Il m’indique que Jonas a rendu son rapport, qu’il recommande ma mise à la retraite d’office, et qu’en conséquence, ma convocation devant le conseil de discipline devrait me parvenir rapidement, qu’elle serait déjà partie d’ailleurs. Il ajoute que je devrais comparaître d’ici une quinzaine au plus, et qu’en attendant, je suis en congés d’office.

Je suis sous le choc, beaucoup d’éléments défilent dans ma tête dans lesquels prédomine un sentiment d’injustice. Je retiens mon vertige aux accoudoirs. J’ai étudié beaucoup de cas lors de ma formation, rien dans ce que j’ai fait ne me semble justifier une telle sanction. La discussion est vive face à une incompréhension qui transforme le nœud dans mon ventre en une boule de colère, le Commissaire Christian met un terme à notre échange en tapant du poing sur la table. Il conclut en me disant quelque chose comme « Jonas veut ta peau, il va l’avoir, et personne ne se mettra en travers ni ne contestera sa recommandation, juste pour ne pas être dans son collimateur ».

Je comprends que la messe est dite, que rien ne peut arrêter la machine qui s’est mise en branle pour le simple fait d’avoir été meilleure que Lucas et d’avoir brigué le poste qu’il souhaitait. Il ajoute qu’une mutation d’office aurait pu être suffisante s’il voulait m’évincer du poste, mais qu’il doit y avoir des éléments qu’on ne connaît pas pour qu’il en arrive à cette recommandation. En résumé, effectivement, il veut ma peau.

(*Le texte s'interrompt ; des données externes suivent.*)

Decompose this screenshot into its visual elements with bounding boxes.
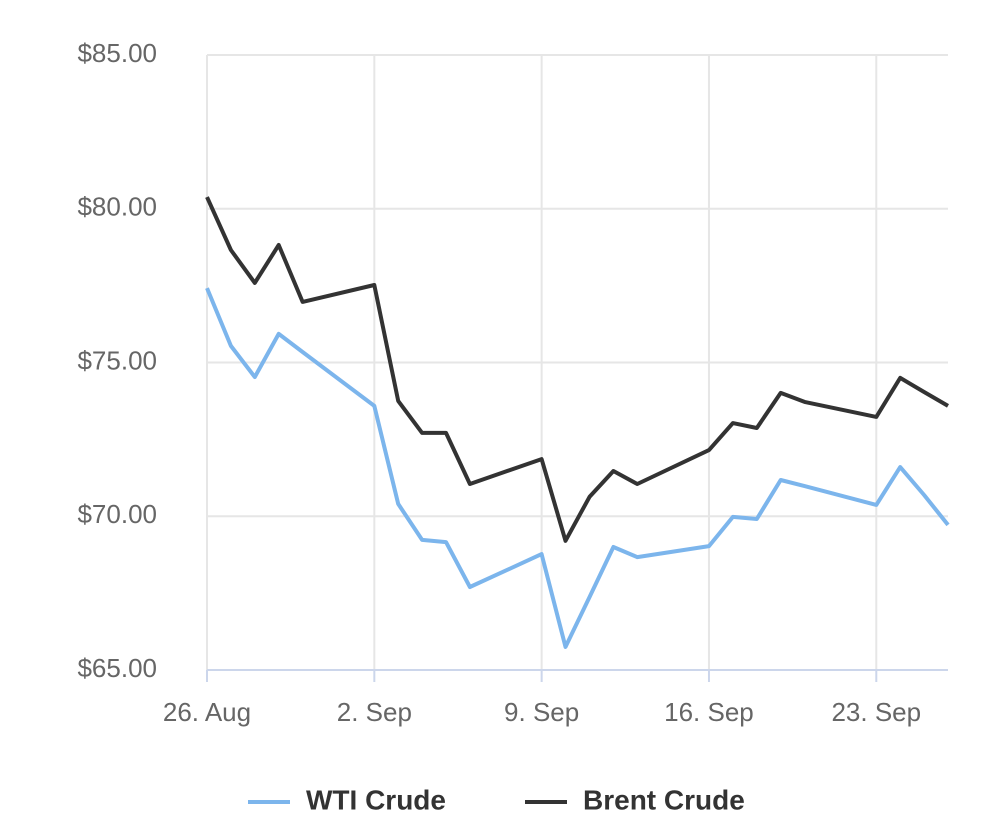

C’est à ce moment qu’il me présente l’homme qui se trouve debout à sa gauche, le Commandant Charles-Xavier, dit Chax, de la Direction Générale de la Sécurité Intérieure (D.G.S.I). Chez moi, ça fait CX, une Citroën break que mon père a gardé pendant tellement longtemps que je voyais l’asphalte défiler sous mes pieds tant elle était grignotée par la corrosion. C’est tout moi ça, faire des parallèles incongrus durant un échange sérieux…

J’espère que mon visage n’arbore rien d’autre qu’une mine interrogative, non pas le petit sourire en coin que je peux faire involontairement. Le Commandant lève un sourcil, raté, il est bien là ! Je le regarde plus attentivement, on dirait un croisement d’acteurs américains, la carrure d’Arnold Scharzenegger avec la tête de Val Kilmer et la boule à zéro de Bruce Willis. Avec son jean noir, son tee-shirt noir, et sa veste en cuir noire, une vraie caricature qui ne dépareillerait pas dans un blockbuster américain du genre « Expendables ».

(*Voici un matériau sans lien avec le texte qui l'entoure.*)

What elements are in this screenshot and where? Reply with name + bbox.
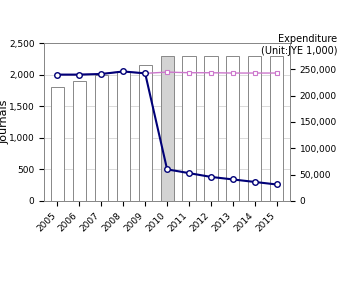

Mes élucubrations ont pour effet de me poser, de me faire retrouver le sens de la réalité, celle qui est la mienne à cet instant, conscience des enjeux, mais surtout de me poser la bonne question, qu’est-ce qu’un agent de la D.G.S.I fait là ? Le Commissaire Christian reprend la main afin de répondre à ma question qu’il résume en une seule phrase, Chax est là pour me proposer une alternative qui m’éviterait les velléités de Jonas, le conseil de discipline et effacerait même toute mention de l’incident à mon dossier.